Ia menyebut, demo tersebut dilakukan untuk menegaskan pada pemerintah bahwa keberadaan ojek online di Kaltim masih berstatus ilegal. Dalam Undang-Undang (UU) Nomor 2 Tahun 2009 Tentang Lalu Lintas dan Angkutan Jalan, angkutan umum tidak termasuk ojek online.
“Jadi ojek online ini sifatnya masih ilegal. Karena tidak ada payung hukum yang mengaturnya. Kami hanya mengingatkan gubernur agar mengatur ojek online ini, karena jika tidak diatur, bisa meresahkan masyarakat,” katanya.
Menurutnya, meski ojek online berstatus ilegal, Orgatrans masih memberikan peluang bagi transportasi online tersebut beroperasi di Kaltim. Tapi dengan catatan harus ada pembatasan dan pengaturan melalui kebijakan gubernur.
“Kami minta dibuatkan aturan atau kebijakan khusus dari gubernur. Ojek online ini tidak memiliki dasar hukum. Karena itu, belum bisa dibuatkan Peraturan Daerah (Perda, Red.), sebab tidak ada payung hukum di atasnya. Kecuali ada revisi UU Nomor 2/2009, baru bisa dibuatkan Perda,” ujarnya.

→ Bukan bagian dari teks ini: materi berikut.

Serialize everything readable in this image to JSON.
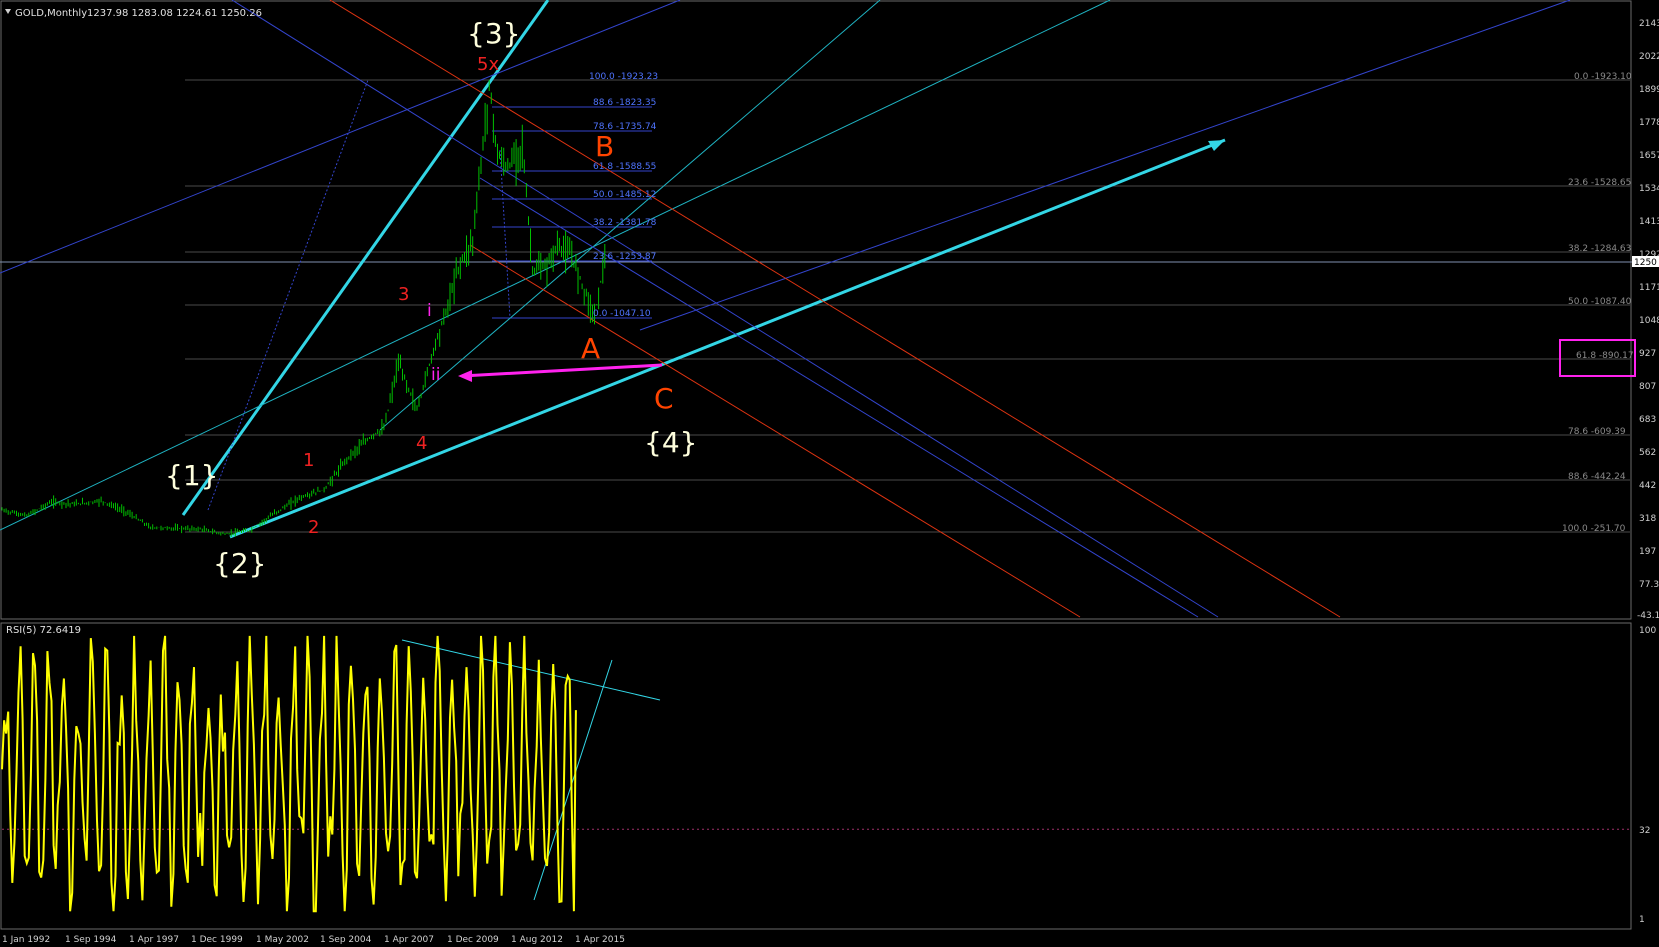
{
  "header": {
    "symbol_period": "GOLD,Monthly",
    "ohlc": "1237.98 1283.08 1224.61 1250.26"
  },
  "price_axis": {
    "ticks": [
      "2143",
      "2022",
      "1899",
      "1778",
      "1657",
      "1534",
      "1413",
      "1292",
      "1171",
      "1048",
      "927",
      "807",
      "683",
      "562",
      "442",
      "318",
      "197",
      "77.3",
      "-43.1"
    ],
    "current_price_label": "1250"
  },
  "time_axis": {
    "labels": [
      "1 Jan 1992",
      "1 Sep 1994",
      "1 Apr 1997",
      "1 Dec 1999",
      "1 May 2002",
      "1 Sep 2004",
      "1 Apr 2007",
      "1 Dec 2009",
      "1 Aug 2012",
      "1 Apr 2015"
    ]
  },
  "fib_retracement_inner": [
    {
      "label": "100.0 -1923.23"
    },
    {
      "label": "88.6 -1823.35"
    },
    {
      "label": "78.6 -1735.74"
    },
    {
      "label": "61.8 -1588.55"
    },
    {
      "label": "50.0 -1485.12"
    },
    {
      "label": "38.2 -1381.78"
    },
    {
      "label": "23.6 -1253.87"
    },
    {
      "label": "0.0 -1047.10"
    }
  ],
  "fib_retracement_outer": [
    {
      "label": "0.0 -1923.10"
    },
    {
      "label": "23.6 -1528.65"
    },
    {
      "label": "38.2 -1284.63"
    },
    {
      "label": "50.0 -1087.40"
    },
    {
      "label": "61.8 -890.17"
    },
    {
      "label": "78.6 -609.39"
    },
    {
      "label": "88.6 -442.24"
    },
    {
      "label": "100.0 -251.70"
    }
  ],
  "wave_labels": {
    "w1": "{1}",
    "w2": "{2}",
    "w3": "{3}",
    "w4": "{4}",
    "A": "A",
    "B": "B",
    "C": "C",
    "sub1": "1",
    "sub2": "2",
    "sub3": "3",
    "sub4": "4",
    "sub5": "5x",
    "roman_i": "i",
    "roman_ii": "ii"
  },
  "rsi_panel": {
    "title": "RSI(5) 72.6419",
    "axis_top": "100",
    "axis_level": "32",
    "axis_bottom": "1"
  },
  "colors": {
    "background": "#000000",
    "price_bars": "#00c000",
    "rsi_line": "#ffff00",
    "trendline_cyan": "#33d6e6",
    "channel_blue": "#3344cc",
    "channel_red": "#dd3311",
    "fib_level": "#444444",
    "fib_text": "#3366ff",
    "wave_white": "#ffffdd",
    "wave_orange": "#ff4400",
    "wave_red": "#ee2222",
    "magenta": "#ff22ee"
  },
  "chart_data": {
    "type": "line",
    "title": "GOLD,Monthly",
    "x": [
      "1992-01",
      "1993-01",
      "1994-01",
      "1995-01",
      "1996-01",
      "1997-01",
      "1998-01",
      "1999-01",
      "2000-01",
      "2001-01",
      "2002-01",
      "2003-01",
      "2004-01",
      "2005-01",
      "2006-01",
      "2007-01",
      "2007-06",
      "2008-01",
      "2008-10",
      "2009-06",
      "2010-01",
      "2010-06",
      "2011-01",
      "2011-09",
      "2012-01",
      "2012-06",
      "2013-01",
      "2013-06",
      "2014-01",
      "2014-06",
      "2015-01",
      "2015-12",
      "2016-06"
    ],
    "series": [
      {
        "name": "GOLD,Monthly",
        "values": [
          354,
          333,
          383,
          375,
          388,
          348,
          290,
          287,
          284,
          266,
          279,
          342,
          398,
          428,
          550,
          630,
          650,
          890,
          720,
          940,
          1100,
          1240,
          1340,
          1900,
          1650,
          1600,
          1690,
          1230,
          1240,
          1320,
          1280,
          1060,
          1320
        ]
      }
    ],
    "ylim": [
      -43.1,
      2200
    ],
    "rsi": {
      "name": "RSI(5)",
      "last_value": 72.6419,
      "level": 32,
      "ylim": [
        1,
        100
      ]
    }
  }
}
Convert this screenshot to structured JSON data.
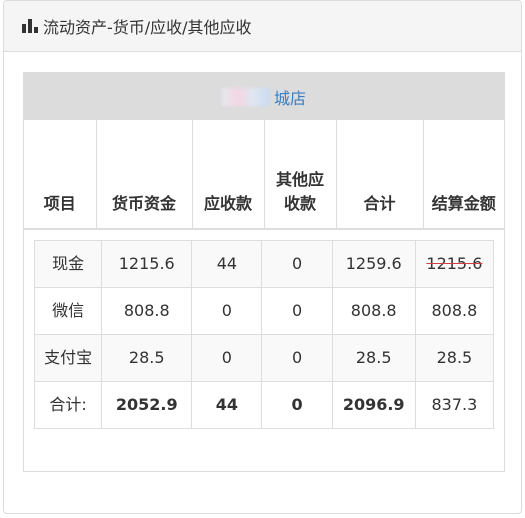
{
  "header": {
    "title": "流动资产-货币/应收/其他应收"
  },
  "store": {
    "name_suffix": "城店"
  },
  "table": {
    "columns": [
      "项目",
      "货币资金",
      "应收款",
      "其他应收款",
      "合计",
      "结算金额"
    ],
    "rows": [
      {
        "item": "现金",
        "cash": "1215.6",
        "receivable": "44",
        "other": "0",
        "total": "1259.6",
        "settle": "1215.6",
        "settle_struck": true
      },
      {
        "item": "微信",
        "cash": "808.8",
        "receivable": "0",
        "other": "0",
        "total": "808.8",
        "settle": "808.8"
      },
      {
        "item": "支付宝",
        "cash": "28.5",
        "receivable": "0",
        "other": "0",
        "total": "28.5",
        "settle": "28.5"
      },
      {
        "item": "合计:",
        "cash": "2052.9",
        "receivable": "44",
        "other": "0",
        "total": "2096.9",
        "settle": "837.3"
      }
    ]
  },
  "colors": {
    "store_link": "#3a7fc4",
    "strike": "#d04040"
  }
}
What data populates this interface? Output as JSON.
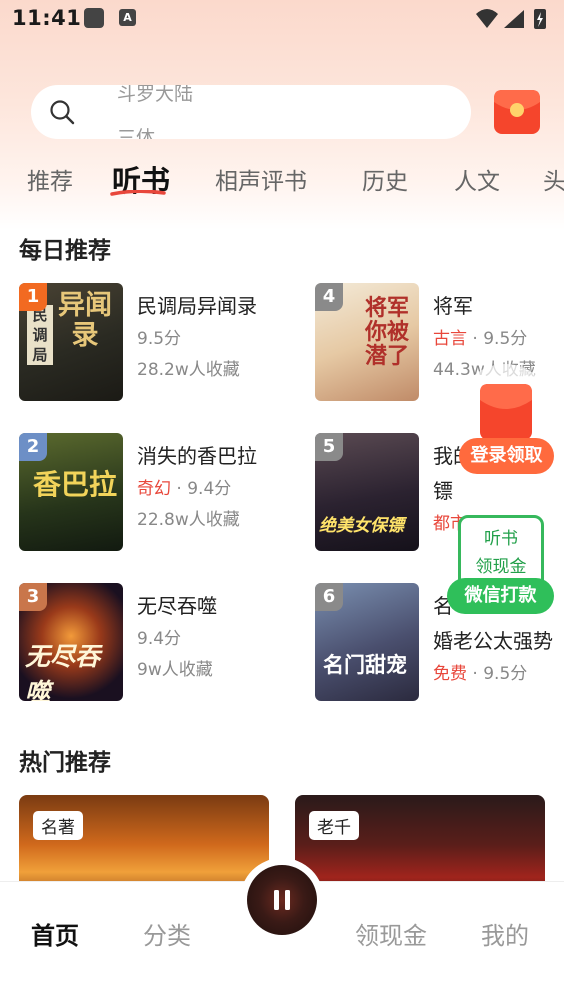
{
  "status_bar": {
    "time": "11:41",
    "notification_badge": "A"
  },
  "search": {
    "line1": "斗罗大陆",
    "line2": "三体"
  },
  "tabs": [
    {
      "label": "推荐"
    },
    {
      "label": "听书"
    },
    {
      "label": "相声评书"
    },
    {
      "label": "历史"
    },
    {
      "label": "人文"
    },
    {
      "label": "头"
    }
  ],
  "daily": {
    "title": "每日推荐",
    "books": [
      {
        "rank": "1",
        "title": "民调局异闻录",
        "genre": "",
        "score": "9.5分",
        "favorites": "28.2w人收藏",
        "cover_text": "民调局异闻录"
      },
      {
        "rank": "2",
        "title": "消失的香巴拉",
        "genre": "奇幻",
        "score": "9.4分",
        "favorites": "22.8w人收藏",
        "cover_text": "香巴拉"
      },
      {
        "rank": "3",
        "title": "无尽吞噬",
        "genre": "",
        "score": "9.4分",
        "favorites": "9w人收藏",
        "cover_text": "无尽吞噬"
      },
      {
        "rank": "4",
        "title": "将军",
        "genre": "古言",
        "score": "9.5分",
        "favorites": "44.3w人收藏",
        "cover_text": "将军你被潜了"
      },
      {
        "rank": "5",
        "title_line1": "我的",
        "title_line2": "镖",
        "genre": "都市",
        "cover_text": "绝美女保镖"
      },
      {
        "rank": "6",
        "title_line1": "名",
        "title_line2": "婚老公太强势",
        "genre": "免费",
        "score": "9.5分",
        "cover_text": "名门甜宠"
      }
    ]
  },
  "hot": {
    "title": "热门推荐",
    "cards": [
      {
        "tag": "名著"
      },
      {
        "tag": "老千"
      }
    ]
  },
  "floating": {
    "login_label": "登录领取",
    "cash_line1": "听书",
    "cash_line2": "领现金",
    "cash_button": "微信打款"
  },
  "bottom_nav": {
    "home": "首页",
    "category": "分类",
    "cash": "领现金",
    "mine": "我的"
  },
  "colors": {
    "accent": "#e8473b",
    "green": "#2fbf5a",
    "orange": "#ff6a3d"
  }
}
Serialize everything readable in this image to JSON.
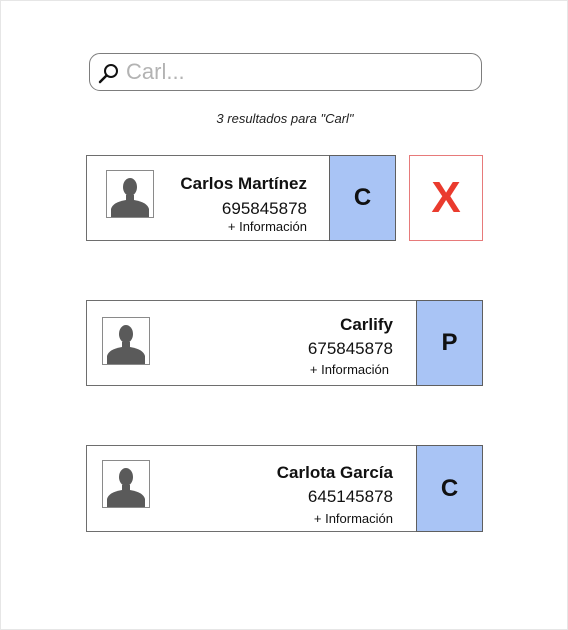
{
  "search": {
    "value": "",
    "placeholder": "Carl..."
  },
  "results_text": "3 resultados para \"Carl\"",
  "contacts": [
    {
      "name": "Carlos Martínez",
      "phone": "695845878",
      "more": "+ Información",
      "letter": "C"
    },
    {
      "name": "Carlify",
      "phone": "675845878",
      "more": "+ Información",
      "letter": "P"
    },
    {
      "name": "Carlota García",
      "phone": "645145878",
      "more": "+ Información",
      "letter": "C"
    }
  ],
  "delete_label": "X",
  "colors": {
    "letter_bg": "#a9c4f5",
    "delete": "#ea3b2e",
    "avatar": "#5a5a5a"
  }
}
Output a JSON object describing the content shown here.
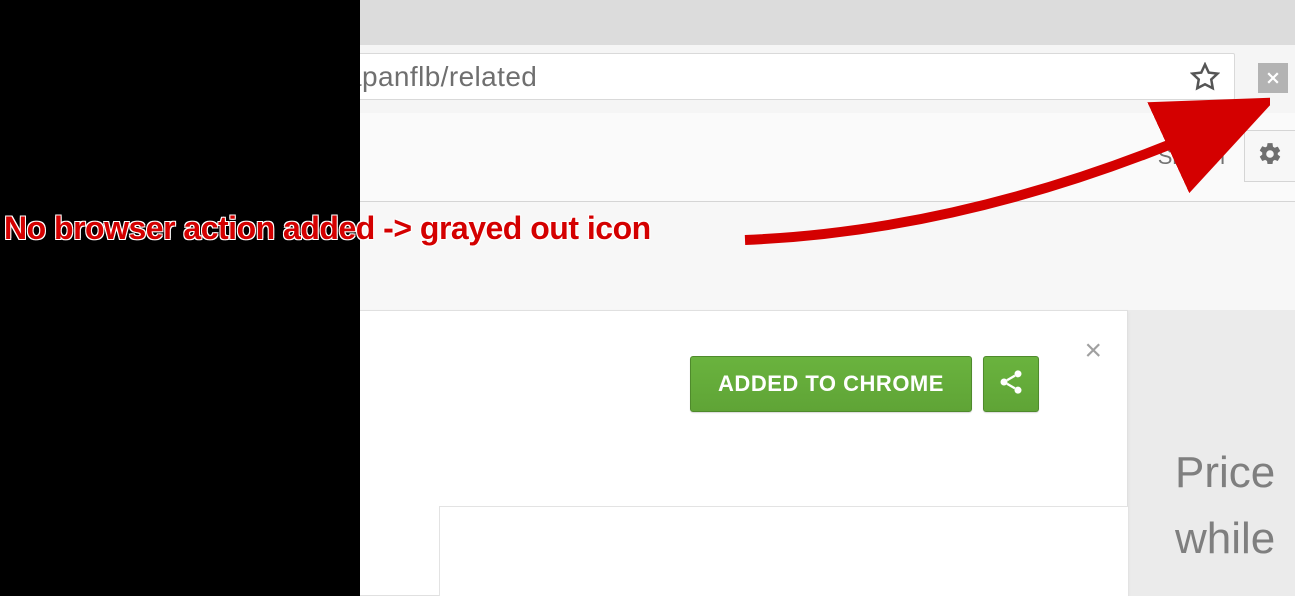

Ia menyebut di Kaltim sudah terdapat sekira delapan ribu ojek online yang beroperasi. Lebih menyedihkan lagi, nyaris semua transportasi yang bergerak melalui bantuan aplikasi online tersebut tidak mendapat penanganan, pengaturan, dan pengawasan pemerintah daerah.
“Karena tida ada pengawasan dan pengaturan, maka tidak ada pendapatan dari pemerintah daerah dari ojek online ini. Padahal jika berstatus pengangkut umum, semua memiliki kewajiban untuk memberikan kontribusi bagi peningkatan pendapatan daerah,” ucapnya. (*/um)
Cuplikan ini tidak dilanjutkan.